Solskjær spent over a decade as a player for Manchester United, no doubt honing his finest Manc phonology alongside his footballing skills while he was there. His managerial career took him briefly (and unsuccessfully) to Cardiff, but his 9 month stint in South Wales doesn’t appear to have allowed him to absorb any Welsh influence in his speech. He subsequently returned to Norway to manage the club Molde before the call came offering him a the interim manager role at Manchester United.

From a psychological perspective, his impeccable local accent certainly seems to have further cemented his popularity with United fans. His distinctive shortened vowels (e.g. in “pass”) and his mastery of the classic unstressed vowels at the end of words (such as in “happY”) are like a signal to the club’s fans that he is one of them, a local boy, committed to the Manchester United cause. He retains just the odd Norwegian flourish to remind you of his true roots.

Having been an avid Liverpool supporter all my life, I’ve rarely found myself rooting for the “other reds”, but it’s hard not to be a bit won over by Solskjær’s linguistic fusion of Mancunian and Norwegian. And it immediately brought back memories of Jan Molby’s legendary scouse with a hint of Danish.

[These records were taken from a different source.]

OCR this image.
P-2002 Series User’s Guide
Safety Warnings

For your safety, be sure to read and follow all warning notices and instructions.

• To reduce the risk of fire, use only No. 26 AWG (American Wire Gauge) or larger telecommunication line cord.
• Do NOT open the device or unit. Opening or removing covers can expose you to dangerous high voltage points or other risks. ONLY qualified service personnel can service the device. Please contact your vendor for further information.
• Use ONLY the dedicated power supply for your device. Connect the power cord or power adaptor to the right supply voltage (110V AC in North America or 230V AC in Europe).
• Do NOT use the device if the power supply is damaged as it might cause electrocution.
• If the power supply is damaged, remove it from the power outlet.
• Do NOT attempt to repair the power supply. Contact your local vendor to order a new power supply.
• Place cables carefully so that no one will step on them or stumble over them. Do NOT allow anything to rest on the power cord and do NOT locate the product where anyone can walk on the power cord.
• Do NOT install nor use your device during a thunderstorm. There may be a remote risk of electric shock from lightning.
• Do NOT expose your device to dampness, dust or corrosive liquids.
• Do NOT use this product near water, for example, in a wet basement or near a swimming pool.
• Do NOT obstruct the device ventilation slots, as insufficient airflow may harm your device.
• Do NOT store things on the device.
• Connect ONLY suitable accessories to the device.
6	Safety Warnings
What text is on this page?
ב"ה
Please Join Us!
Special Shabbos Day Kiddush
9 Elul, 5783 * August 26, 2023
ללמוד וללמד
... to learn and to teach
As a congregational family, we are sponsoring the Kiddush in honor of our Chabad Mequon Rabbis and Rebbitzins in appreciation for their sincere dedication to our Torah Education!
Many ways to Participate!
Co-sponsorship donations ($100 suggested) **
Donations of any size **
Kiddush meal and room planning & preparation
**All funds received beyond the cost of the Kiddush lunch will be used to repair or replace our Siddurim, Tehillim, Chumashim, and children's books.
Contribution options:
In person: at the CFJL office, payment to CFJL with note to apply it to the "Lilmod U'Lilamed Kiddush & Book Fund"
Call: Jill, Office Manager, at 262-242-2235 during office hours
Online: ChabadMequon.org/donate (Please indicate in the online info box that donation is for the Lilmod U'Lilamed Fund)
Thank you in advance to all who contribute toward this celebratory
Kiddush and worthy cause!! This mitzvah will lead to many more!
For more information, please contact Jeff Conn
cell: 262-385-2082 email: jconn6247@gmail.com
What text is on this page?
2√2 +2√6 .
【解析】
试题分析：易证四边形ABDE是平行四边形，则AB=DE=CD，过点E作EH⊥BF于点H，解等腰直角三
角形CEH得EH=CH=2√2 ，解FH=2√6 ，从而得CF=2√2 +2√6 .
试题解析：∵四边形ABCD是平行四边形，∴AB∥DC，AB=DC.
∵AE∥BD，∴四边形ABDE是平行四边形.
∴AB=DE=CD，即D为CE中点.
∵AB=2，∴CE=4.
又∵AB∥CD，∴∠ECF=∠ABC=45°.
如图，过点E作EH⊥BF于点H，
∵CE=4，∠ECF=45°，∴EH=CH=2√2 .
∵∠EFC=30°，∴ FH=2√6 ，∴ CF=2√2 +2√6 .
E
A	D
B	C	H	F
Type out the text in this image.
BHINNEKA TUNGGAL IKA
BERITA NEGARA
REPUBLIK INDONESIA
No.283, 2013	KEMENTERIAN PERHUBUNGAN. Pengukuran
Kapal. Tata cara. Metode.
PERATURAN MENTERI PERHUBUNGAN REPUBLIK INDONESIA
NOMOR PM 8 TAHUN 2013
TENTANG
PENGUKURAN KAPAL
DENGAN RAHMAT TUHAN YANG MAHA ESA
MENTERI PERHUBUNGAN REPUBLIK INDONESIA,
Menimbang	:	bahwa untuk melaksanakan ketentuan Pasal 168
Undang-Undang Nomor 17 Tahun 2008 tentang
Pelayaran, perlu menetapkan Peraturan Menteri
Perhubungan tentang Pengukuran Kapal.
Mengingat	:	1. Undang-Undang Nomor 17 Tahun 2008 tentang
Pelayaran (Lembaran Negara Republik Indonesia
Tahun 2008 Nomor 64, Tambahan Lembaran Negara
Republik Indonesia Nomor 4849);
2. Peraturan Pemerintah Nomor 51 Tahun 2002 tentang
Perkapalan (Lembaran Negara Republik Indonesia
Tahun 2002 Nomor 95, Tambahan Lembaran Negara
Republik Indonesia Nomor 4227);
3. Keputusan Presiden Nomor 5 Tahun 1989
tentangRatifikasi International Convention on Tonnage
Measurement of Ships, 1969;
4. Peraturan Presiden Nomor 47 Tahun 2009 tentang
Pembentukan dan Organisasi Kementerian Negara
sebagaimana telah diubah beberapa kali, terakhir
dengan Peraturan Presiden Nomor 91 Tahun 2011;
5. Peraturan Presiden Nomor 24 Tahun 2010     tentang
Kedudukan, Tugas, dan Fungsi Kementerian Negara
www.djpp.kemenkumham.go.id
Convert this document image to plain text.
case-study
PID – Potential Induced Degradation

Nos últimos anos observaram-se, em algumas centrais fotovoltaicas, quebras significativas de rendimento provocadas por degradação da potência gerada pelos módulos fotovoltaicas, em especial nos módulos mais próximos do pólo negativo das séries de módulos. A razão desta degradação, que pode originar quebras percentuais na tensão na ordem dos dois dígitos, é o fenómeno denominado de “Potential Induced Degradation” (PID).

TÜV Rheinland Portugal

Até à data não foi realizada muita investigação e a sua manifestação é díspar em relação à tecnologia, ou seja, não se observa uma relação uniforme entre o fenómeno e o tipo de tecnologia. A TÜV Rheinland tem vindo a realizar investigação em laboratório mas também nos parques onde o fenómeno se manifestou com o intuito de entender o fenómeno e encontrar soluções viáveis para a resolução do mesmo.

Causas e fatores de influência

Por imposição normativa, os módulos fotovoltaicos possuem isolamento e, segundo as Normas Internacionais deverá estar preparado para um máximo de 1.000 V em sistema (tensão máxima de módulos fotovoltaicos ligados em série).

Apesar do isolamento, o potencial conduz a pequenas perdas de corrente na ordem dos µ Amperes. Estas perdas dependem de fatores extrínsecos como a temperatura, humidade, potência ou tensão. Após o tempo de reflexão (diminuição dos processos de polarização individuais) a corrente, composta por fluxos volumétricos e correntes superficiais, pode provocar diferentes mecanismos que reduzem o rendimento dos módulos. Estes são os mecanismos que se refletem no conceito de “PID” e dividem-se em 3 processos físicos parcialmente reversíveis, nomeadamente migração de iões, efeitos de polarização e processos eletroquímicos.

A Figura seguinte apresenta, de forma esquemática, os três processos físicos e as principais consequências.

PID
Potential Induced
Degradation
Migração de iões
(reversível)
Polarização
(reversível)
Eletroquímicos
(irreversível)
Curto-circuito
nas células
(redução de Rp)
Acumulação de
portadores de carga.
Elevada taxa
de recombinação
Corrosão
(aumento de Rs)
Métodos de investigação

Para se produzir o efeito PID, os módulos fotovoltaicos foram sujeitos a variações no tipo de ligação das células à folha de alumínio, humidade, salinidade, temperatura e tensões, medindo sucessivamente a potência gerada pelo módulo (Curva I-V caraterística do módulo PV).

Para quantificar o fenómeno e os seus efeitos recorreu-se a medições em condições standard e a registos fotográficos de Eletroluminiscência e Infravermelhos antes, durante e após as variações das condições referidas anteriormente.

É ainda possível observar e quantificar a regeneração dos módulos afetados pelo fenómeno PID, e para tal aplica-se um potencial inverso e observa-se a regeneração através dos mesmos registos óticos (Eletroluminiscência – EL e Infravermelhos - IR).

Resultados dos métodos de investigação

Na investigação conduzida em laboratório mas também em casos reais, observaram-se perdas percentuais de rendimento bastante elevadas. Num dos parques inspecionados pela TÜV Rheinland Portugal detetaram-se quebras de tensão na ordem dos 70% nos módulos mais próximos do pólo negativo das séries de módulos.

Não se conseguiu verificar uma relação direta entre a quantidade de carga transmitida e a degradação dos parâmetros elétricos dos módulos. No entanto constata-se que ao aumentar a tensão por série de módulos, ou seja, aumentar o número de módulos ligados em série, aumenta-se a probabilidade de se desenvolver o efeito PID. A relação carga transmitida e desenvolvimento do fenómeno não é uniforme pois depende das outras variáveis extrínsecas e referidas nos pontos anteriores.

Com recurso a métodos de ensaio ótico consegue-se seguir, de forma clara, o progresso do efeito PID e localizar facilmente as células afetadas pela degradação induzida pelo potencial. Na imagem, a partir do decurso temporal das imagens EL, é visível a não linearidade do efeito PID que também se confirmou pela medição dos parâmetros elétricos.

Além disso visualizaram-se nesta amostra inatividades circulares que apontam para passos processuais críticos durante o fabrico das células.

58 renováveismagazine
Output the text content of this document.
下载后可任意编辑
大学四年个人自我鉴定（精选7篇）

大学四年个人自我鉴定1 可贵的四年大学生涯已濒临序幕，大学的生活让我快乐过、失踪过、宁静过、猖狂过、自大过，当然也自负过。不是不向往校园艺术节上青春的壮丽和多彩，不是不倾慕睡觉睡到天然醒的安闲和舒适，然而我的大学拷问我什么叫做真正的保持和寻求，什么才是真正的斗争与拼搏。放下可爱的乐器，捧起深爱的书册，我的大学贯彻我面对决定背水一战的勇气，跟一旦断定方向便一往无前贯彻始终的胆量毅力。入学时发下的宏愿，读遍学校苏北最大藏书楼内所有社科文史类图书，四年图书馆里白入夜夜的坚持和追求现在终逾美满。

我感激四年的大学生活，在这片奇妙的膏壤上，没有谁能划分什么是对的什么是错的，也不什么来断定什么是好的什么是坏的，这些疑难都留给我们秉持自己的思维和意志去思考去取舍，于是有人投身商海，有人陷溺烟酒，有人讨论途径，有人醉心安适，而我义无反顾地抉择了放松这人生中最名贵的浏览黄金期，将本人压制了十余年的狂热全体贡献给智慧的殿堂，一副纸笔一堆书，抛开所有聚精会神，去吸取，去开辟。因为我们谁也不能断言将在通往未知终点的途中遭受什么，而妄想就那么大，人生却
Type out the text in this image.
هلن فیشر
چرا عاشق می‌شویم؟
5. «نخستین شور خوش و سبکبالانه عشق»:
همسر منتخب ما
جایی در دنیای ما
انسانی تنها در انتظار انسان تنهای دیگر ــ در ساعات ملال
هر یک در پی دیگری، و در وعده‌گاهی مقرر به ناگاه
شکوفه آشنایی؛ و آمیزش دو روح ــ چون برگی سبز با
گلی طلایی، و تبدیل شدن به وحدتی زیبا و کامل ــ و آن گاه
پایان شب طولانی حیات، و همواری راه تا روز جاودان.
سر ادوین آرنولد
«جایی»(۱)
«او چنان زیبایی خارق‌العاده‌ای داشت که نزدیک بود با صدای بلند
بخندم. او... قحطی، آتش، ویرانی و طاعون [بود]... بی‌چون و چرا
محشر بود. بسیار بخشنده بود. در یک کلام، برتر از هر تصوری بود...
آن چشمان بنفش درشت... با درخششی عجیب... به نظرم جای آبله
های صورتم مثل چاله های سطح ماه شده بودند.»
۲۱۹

It’s well known that accent influences our perception of a person and that even with the best of intentions it is hard to avoid prejudice. Research has shown that an RP accent generally gives British English speakers the most favourable start, but it seems to me that the last thing a United fan would want is a manager speaking the Queen’s English. Another club stalwart and former player Peter Schmeichel also has a pretty impressive Mancunian lilt to his English. So perhaps that would do him no harm if he did fancy a return to his old club in a director of football role, as was rumoured recently. With a Solskjær-Schmeichel dream team, phoneticians could delight in analysing the subtle differences between Norwegian and Danish Manc!